- The Bureau of Ocean Energy Management (BOEM) completed its environmental review of the Vineyard Wind offshore wind project, the Department of the Interior announced Monday.
- The 800 MW project will be the first large-scale offshore wind farm in the U.S. and is expected to start delivering energy in 2023, after developers pushed back the intended 2022 in-service date due to federal permitting delays.
- The Final Environmental Impact Statement is the second to last step in the federal permitting process for the project. The Interior Department could greenlight the project as early as April, according to Environment America's Research and Policy Center.
Federal regulators had slowed the permitting of offshore wind in order to conduct a more robust analysis of the cumulative impacts of building offshore wind energy resources off the Atlantic Coast, facing numerous applications for commercial-scale projects.
BOEM withdrew the initial draft Environmental Impact Statement (EIS) for the Vineyard Wind 1 Project in 2019 in order to better take into account the buildout of offshore wind in the United States, the agency said.
The initial draft EIS did not analyze the project in the context of the "greater build out of offshore wind capacity that is more reasonably foreseeable" at the time, BOEM said in 2020.
The Vineyard Wind 1 Project, a joint venture between Avangrid-subsidiary Avangrid Renewables and Copenhagen Infrastructure Partners, was the first of several Construction and Operations Plans submitted by developers for offshore wind projects in federal waters.

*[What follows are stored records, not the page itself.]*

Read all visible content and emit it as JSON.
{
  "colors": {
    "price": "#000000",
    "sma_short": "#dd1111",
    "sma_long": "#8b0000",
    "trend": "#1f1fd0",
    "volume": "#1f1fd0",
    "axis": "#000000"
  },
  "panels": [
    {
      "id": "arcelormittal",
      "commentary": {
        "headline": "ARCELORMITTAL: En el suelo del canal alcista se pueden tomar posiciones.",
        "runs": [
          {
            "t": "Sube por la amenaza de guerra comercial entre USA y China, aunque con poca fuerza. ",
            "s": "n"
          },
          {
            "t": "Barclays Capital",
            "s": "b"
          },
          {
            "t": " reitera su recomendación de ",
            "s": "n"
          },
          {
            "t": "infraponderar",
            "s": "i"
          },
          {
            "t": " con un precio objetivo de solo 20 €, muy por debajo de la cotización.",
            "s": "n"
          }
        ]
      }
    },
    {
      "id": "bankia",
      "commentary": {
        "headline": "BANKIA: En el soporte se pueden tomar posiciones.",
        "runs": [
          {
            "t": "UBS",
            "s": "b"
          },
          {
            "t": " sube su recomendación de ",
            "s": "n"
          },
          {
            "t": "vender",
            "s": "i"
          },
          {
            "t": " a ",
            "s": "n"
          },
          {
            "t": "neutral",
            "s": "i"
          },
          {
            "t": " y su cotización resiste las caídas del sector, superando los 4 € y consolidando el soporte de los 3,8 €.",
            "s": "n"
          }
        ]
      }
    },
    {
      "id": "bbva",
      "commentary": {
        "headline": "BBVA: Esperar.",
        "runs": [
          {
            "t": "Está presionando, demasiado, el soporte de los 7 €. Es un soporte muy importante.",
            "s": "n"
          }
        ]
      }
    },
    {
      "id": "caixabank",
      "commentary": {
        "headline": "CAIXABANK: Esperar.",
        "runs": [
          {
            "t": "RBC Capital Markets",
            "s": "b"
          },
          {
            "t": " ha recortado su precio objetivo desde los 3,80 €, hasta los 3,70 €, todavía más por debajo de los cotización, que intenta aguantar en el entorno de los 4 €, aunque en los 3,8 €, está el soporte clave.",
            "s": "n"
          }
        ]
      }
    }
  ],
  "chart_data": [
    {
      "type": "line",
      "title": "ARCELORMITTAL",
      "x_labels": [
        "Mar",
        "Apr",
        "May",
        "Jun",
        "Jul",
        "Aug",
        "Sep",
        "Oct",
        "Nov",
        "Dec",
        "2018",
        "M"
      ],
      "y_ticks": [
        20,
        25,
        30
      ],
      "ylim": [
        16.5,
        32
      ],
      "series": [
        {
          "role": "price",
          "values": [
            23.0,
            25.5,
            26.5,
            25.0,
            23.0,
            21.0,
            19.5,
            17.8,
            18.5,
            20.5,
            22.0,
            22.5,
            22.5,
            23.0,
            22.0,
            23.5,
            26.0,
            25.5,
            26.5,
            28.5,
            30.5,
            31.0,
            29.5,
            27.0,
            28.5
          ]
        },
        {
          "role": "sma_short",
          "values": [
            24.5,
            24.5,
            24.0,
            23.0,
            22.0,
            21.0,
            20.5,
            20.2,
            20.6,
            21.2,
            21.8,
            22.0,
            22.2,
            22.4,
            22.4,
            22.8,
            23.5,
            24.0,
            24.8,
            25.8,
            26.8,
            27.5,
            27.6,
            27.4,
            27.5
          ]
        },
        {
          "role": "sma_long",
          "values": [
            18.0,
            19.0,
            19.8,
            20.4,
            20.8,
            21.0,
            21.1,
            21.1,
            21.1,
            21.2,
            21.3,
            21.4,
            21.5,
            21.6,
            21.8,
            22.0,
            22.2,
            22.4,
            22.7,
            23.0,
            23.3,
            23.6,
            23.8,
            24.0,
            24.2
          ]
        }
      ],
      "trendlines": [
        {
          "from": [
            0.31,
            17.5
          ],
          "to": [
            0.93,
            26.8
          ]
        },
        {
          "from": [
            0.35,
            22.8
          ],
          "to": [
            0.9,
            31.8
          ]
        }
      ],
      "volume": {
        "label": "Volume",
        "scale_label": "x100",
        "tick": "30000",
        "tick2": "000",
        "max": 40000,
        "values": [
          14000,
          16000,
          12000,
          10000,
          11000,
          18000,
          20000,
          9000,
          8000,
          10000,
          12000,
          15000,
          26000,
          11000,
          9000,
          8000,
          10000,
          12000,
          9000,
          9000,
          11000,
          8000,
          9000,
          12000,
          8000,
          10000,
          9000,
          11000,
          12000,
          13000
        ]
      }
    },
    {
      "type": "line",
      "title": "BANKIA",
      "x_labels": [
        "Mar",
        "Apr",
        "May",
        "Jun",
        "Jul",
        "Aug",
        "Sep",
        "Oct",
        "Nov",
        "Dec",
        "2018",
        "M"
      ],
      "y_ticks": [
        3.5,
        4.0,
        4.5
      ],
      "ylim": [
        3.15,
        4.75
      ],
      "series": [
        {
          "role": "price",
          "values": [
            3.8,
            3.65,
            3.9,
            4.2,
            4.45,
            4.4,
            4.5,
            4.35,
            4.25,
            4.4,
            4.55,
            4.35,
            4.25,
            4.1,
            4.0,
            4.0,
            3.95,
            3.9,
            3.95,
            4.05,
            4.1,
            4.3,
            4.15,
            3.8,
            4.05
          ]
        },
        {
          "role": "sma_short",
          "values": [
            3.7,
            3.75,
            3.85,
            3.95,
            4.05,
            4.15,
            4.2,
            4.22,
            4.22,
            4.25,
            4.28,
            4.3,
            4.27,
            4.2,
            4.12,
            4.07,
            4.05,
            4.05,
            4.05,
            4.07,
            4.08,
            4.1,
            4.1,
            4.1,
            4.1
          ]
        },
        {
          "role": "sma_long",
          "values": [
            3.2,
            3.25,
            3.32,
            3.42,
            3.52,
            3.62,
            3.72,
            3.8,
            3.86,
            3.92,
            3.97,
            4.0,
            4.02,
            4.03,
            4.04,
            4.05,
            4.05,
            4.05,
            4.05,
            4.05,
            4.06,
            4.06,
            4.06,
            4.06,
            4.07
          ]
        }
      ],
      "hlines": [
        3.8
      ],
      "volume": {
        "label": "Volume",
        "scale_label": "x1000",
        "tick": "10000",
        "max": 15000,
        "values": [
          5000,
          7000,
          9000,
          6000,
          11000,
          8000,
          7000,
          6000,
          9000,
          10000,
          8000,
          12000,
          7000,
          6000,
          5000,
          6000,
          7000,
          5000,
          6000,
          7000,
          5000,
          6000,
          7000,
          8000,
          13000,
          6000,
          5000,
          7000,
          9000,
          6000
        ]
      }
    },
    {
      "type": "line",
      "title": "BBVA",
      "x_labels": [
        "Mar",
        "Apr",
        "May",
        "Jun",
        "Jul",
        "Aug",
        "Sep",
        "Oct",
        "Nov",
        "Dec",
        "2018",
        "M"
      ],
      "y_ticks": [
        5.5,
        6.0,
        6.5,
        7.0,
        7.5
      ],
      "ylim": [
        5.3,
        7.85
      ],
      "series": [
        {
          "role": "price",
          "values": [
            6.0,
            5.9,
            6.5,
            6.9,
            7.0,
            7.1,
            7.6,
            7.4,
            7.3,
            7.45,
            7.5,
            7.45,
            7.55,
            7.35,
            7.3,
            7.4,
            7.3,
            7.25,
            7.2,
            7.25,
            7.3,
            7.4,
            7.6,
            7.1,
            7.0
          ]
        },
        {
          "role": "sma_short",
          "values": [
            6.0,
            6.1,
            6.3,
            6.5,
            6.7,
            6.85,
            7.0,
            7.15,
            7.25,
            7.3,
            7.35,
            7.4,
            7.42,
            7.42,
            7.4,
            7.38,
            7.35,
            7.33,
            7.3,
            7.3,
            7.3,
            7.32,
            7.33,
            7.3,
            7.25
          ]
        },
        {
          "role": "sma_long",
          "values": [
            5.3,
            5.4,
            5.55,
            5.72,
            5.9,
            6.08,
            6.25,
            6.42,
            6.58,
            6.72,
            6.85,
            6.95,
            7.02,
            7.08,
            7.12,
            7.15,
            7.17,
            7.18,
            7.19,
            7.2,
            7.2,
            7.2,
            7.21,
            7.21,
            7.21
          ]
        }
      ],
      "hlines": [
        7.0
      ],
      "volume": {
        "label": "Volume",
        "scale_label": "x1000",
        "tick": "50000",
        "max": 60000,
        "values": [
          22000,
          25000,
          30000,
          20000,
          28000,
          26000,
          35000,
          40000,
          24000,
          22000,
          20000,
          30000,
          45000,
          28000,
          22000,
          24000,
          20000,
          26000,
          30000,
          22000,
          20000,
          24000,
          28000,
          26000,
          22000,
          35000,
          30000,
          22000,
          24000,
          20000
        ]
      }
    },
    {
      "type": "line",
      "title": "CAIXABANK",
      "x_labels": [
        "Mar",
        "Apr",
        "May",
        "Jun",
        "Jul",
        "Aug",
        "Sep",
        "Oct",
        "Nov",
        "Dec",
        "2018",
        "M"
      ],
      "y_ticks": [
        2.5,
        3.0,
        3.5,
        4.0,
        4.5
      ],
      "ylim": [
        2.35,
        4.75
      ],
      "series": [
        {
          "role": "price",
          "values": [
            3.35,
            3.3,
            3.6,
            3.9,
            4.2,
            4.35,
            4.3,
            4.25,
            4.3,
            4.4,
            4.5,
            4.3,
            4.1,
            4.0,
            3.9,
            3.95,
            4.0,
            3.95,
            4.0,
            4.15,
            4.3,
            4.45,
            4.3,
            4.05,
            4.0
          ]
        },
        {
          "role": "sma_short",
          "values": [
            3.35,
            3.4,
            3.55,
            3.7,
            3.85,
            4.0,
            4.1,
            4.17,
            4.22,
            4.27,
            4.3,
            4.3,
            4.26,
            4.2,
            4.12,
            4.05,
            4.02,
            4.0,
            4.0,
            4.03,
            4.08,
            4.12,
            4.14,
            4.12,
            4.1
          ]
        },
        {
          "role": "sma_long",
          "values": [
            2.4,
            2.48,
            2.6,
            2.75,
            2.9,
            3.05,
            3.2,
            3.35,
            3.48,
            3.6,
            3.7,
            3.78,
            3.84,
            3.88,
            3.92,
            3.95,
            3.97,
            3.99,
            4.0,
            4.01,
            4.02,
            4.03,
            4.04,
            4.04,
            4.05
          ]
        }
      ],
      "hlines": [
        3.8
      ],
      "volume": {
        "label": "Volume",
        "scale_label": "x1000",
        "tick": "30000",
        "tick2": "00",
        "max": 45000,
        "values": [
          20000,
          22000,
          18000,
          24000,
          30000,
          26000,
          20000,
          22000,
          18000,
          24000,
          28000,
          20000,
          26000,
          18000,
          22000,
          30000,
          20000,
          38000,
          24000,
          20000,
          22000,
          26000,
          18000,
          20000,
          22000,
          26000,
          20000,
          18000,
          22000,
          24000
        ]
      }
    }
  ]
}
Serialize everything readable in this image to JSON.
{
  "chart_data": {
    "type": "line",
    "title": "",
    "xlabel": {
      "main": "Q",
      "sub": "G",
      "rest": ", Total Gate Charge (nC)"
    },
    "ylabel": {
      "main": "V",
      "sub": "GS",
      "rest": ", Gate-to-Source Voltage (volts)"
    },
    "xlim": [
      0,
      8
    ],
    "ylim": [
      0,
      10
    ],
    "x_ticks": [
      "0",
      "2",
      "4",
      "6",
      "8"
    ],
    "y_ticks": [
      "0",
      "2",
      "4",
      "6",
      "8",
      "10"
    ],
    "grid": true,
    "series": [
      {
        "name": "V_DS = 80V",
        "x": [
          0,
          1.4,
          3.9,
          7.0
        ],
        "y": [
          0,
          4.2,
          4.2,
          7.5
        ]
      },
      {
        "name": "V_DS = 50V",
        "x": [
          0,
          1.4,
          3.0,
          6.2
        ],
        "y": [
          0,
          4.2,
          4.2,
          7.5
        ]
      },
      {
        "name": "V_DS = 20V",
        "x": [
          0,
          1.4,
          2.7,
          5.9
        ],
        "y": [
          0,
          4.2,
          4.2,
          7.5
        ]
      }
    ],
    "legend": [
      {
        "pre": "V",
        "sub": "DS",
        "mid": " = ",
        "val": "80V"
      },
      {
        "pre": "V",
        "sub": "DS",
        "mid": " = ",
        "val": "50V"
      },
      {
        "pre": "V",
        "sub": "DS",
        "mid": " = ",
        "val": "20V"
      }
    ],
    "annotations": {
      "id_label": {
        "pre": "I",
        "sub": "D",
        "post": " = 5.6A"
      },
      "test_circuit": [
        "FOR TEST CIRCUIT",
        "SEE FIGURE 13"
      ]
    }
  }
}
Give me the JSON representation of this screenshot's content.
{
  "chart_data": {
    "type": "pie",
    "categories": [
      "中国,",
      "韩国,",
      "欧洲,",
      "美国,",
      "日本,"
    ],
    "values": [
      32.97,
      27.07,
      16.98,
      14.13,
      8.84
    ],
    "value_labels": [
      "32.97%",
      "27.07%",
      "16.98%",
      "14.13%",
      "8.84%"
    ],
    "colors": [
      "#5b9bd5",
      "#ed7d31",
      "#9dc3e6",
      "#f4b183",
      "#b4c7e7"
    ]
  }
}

Vineyard Wind has received the necessary permits from local and regional bodies, but so far, BOEM has only approved an offshore wind construction plan in federal waters for a 12 MW pilot project off the coast of Virginia.
"We appreciate everyone's participation in the process and look forward to continuing to work with stakeholders on the future analysis of offshore wind projects," BOEM director Amanda Lefton said in a statement on Monday.
Clean energy and offshore wind advocates expect the progress on Vineyard Wind to resolve the federal permitting bottleneck for offshore wind projects.
"Vineyard Wind is one of many offshore wind projects undergoing BOEM's review process, and with any luck its final approval in the near future will set off a domino effect," Hannah Read, Environment America's "Go Big on Offshore Wind" campaign associate, said in a press release.
Vineyard Wind won an energy contract in Massachusetts through a competitive procurement process in 2018. Since then, New York, New Jersey, Virginia and other East Coast states have completed their own procurement processes for offshore wind capacity, spurred on by offshore energy state targets.
"Many states have made commitments to getting energy from offshore wind, and Vineyard Winds' imminent success should spur efforts up and down the Atlantic Coast to lean in on this vital technology," Read said.
BOEM plans to publish a Notice of Availability in the Federal Register this week for the Final Environmental Impact Statement based on its Construction and Operation Plan submitted by Vineyard Wind. The developer had considered a withdrawal of its COP to account for new turbine technology that would be used in the project, but ultimately said the difference did not impact the filing.
BOEM is working to issue a Record of Decision on the modifications for the proposed project, which would also be signed by the U.S. Army Corps of Engineers and the National Marine Fisheries Service.